# Bowtech Assassin Troubles



## Booner Chaser (Jun 10, 2011)

Hi, I recently purchased an Assassin and loved it in the shop but when I got home and started looking at it closer, something was wrong. I believe the nocking point is high and the rest is cocked off to the left but I can still shoot accurately. I am fairly new to compounds and am only 15 years old so hopefully somone can help. Here are some picks...
View attachment 1093181
View attachment 1093182
View attachment 1093183
View attachment 1093185
View attachment 1093187
.


----------



## Booner Chaser (Jun 10, 2011)

Ok, in the first pick, I threw on the longest stabilizer my dad has and you can see how the arrow is off to the left. I rotated the stabilizer to make sure it wasn't crooked and it wasn't. In the second pic I tried to get in line with string, arrow, and sights and you can see the sights are way left and I understand they should only be slightly left. In the third pick I showed how much the arrow leans down and actually I noticed that the rest is on slightly crooked and it points downwards which may be what I am seeing. You can see in the last pick how the rest isn't level with that cutout. And I was wondering if anybody else who has an assassin noticed that one of there rest mounting holes (plunger hole??) is slightly larger or positioned slightly higher than the other? Thank you in advance for the help and the closest Bowtech dealer is a few hours away so hopefully it is something I can fix myself. Also I walkback tuned it and I am shooting good from 0-40 yards which throws me off with as much as the arrow is off to the left. I just don't understand what is going on. This is how the bow came from the proshop when he tuned it for me and he papertuned it but when I walkback tuned I moved the rest but I don't remember how much or to which direction. I don't think it was much.


----------



## bowtechman88 (Feb 26, 2010)

yes your rest is way off to the left. fix it by lining up the rest in the center of the stabilizer as a starting point, then adjust your sight accordingly be bringing it in towards the bow. as far as nock height, the arrow should be slightly high, but not quite as high as yours


----------



## Booner Chaser (Jun 10, 2011)

Ok thank you, I will try that when the weather gets better and I can paper tune and check for centershot. Can Cam-timing have anything to do with sideways arrow flight or no? because I'm not 100% sure if they are timed correctly. I realize there are two dots on the cams and you center the cable between them but everytime I check it seems like I get a different reading. Needless to say, I am not happy with my dealer and will probably not buy from him again. I think you would check all that stuff before you sent a bow out the door but I guess not.


----------



## Booner Chaser (Jun 10, 2011)

ttt


----------



## bowtechman88 (Feb 26, 2010)

check your timing by pulling back slowly and having someone look at the cams to see if they are rolling over at the same time. Souldnt create that much of a difference on center shot anyway


----------



## threetoe (May 13, 2011)

First off...
it's nearly IMPOSSIBLE for us on this end of a keyboard to help. 
You need to have someone who knows how to initially tune a bow set it up and EXPLAIN what he's doing.
Do you have an archery club nearby? You should find people there who know what they're doing.
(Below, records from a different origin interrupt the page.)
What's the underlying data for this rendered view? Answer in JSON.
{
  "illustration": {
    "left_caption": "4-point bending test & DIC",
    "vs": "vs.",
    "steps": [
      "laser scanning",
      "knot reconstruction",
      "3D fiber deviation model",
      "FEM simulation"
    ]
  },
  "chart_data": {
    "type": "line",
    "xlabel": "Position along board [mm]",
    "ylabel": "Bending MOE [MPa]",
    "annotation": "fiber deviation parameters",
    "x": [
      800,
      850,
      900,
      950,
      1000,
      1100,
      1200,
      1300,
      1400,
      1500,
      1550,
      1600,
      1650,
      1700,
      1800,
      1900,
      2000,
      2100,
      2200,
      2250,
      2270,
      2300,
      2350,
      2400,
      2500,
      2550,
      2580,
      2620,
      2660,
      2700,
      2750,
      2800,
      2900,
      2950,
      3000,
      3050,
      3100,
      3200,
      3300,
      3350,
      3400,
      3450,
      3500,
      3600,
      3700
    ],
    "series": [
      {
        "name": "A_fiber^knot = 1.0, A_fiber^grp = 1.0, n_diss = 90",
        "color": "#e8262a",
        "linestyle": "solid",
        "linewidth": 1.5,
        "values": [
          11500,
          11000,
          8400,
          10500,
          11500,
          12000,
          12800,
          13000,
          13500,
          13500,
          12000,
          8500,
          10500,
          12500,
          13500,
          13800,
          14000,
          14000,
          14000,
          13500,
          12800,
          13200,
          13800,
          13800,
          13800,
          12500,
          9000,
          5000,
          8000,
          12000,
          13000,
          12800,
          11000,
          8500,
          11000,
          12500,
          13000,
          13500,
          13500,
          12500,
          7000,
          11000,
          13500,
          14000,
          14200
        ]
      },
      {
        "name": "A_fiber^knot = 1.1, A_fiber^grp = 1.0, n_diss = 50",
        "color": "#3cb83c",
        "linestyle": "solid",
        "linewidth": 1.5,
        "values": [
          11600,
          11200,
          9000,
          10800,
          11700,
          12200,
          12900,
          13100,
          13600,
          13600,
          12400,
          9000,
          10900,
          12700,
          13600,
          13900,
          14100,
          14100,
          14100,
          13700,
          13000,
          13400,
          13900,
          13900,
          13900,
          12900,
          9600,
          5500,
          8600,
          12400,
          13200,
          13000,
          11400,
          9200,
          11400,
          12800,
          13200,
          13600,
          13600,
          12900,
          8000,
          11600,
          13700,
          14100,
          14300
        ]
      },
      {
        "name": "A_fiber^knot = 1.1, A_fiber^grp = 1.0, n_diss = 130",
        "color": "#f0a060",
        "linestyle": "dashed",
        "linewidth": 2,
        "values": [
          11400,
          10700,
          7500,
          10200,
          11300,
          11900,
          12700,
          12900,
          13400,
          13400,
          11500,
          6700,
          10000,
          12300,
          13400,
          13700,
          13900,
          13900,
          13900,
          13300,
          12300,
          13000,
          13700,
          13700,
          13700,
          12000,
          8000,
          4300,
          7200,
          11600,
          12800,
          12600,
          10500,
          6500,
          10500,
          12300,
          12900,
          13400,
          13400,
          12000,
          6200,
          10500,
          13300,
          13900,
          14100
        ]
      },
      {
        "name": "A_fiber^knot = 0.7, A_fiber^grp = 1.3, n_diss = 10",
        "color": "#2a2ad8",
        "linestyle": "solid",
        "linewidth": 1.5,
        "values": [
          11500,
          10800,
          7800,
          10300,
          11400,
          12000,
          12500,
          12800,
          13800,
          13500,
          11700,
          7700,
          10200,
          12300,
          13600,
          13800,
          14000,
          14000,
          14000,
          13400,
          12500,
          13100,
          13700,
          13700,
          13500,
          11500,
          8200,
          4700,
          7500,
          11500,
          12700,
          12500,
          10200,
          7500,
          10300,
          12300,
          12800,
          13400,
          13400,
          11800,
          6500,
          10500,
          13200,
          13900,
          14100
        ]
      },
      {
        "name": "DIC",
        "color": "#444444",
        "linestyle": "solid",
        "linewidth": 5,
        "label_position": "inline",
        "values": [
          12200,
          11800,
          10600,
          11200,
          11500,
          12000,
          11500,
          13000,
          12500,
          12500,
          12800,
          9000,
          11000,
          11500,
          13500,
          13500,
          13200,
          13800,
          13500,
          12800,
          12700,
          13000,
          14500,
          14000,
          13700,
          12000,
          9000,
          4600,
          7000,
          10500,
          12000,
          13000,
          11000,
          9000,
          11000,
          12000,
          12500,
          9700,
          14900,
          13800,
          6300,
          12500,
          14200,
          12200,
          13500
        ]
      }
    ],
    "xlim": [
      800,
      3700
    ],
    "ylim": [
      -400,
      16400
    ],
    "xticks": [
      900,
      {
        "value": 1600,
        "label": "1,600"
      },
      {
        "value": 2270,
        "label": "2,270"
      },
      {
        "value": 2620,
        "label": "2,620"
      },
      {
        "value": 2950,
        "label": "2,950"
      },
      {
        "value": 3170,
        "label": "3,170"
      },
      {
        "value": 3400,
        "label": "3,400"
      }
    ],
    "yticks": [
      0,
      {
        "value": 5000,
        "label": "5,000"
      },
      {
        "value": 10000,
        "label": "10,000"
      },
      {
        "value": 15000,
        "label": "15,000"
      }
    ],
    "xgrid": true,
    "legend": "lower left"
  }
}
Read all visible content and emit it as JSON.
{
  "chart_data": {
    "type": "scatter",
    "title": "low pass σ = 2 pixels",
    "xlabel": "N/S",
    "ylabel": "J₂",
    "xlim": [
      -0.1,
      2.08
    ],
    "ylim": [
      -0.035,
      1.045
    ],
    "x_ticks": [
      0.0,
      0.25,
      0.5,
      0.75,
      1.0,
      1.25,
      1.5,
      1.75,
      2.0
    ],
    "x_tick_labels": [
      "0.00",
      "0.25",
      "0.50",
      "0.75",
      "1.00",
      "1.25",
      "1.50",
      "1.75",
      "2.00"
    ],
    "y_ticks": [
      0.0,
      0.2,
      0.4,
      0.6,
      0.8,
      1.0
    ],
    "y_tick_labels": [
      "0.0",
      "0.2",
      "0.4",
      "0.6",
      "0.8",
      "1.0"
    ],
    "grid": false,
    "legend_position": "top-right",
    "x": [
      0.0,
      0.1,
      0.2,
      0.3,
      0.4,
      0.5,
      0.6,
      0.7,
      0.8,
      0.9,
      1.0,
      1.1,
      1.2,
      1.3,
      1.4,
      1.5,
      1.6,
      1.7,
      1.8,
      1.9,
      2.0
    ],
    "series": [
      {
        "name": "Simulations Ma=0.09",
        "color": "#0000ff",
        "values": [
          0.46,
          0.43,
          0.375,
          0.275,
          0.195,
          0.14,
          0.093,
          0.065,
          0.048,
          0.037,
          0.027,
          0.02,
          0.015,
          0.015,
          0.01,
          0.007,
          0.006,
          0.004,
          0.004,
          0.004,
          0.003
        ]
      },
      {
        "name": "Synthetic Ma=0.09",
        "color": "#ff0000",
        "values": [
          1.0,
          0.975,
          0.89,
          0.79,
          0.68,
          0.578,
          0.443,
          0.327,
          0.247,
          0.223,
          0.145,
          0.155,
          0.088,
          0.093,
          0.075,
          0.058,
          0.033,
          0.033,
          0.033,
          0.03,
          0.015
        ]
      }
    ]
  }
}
That bow is easy to tune because of it's binary cams. You don't need to worry about cam timing or tiller.

If you are alone with no experienced help...do it yourself. It's actually quite easy.

Get yourself the book "Technical Bowhunting" by Joe Bell. Amazon has them for 20 bucks. If you plan on hunting this is a MUST READ anyway!

Chapter 3 (The ten step bow tuneup) is dedicated to tuning and should be enough for you to get very close.

BTW..you say you're 15? What the ... are you drawing 70 pounds for? Are you trying to blow yourself out?


----------



## Booner Chaser (Jun 10, 2011)

Hi thanks guys for the help and I found some videos and articles online and I got her shooting good now. I got the 20 ad 30 pin on but I was getting sore so I will get my 40 and 50 in the next couple of days. And three toe, I don't remember saying I pull 70 pounds, but yes I have a 70 pound max bow but it is turned down the 59 right now and I actually was pulling my dad's 65 pound bow last year and I am about ready to turn it up again. I can pull 59 with ease and I have done the test where you sit down and hold your feet off the floor and draw the bow and I can do it with ease. I wouldn't think about shooting a bow that is too heavy for me, trust me. I have seen people ruin themselves and I don't plan on being there. I am turning 16 in less than a month. Thanks for worrying though lol


----------



## bowtechman88 (Feb 26, 2010)

threetoe said:


> First off...
> it's nearly IMPOSSIBLE for us on this end of a keyboard to help.
> You need to have someone who knows how to initially tune a bow set it up and EXPLAIN what he's doing.
> Do you have an archery club nearby? You should find people there who know what they're doing.
> ...


im 16 and pulling 70 pounds without a problem. Dont see it any different than lifting weights everyday


----------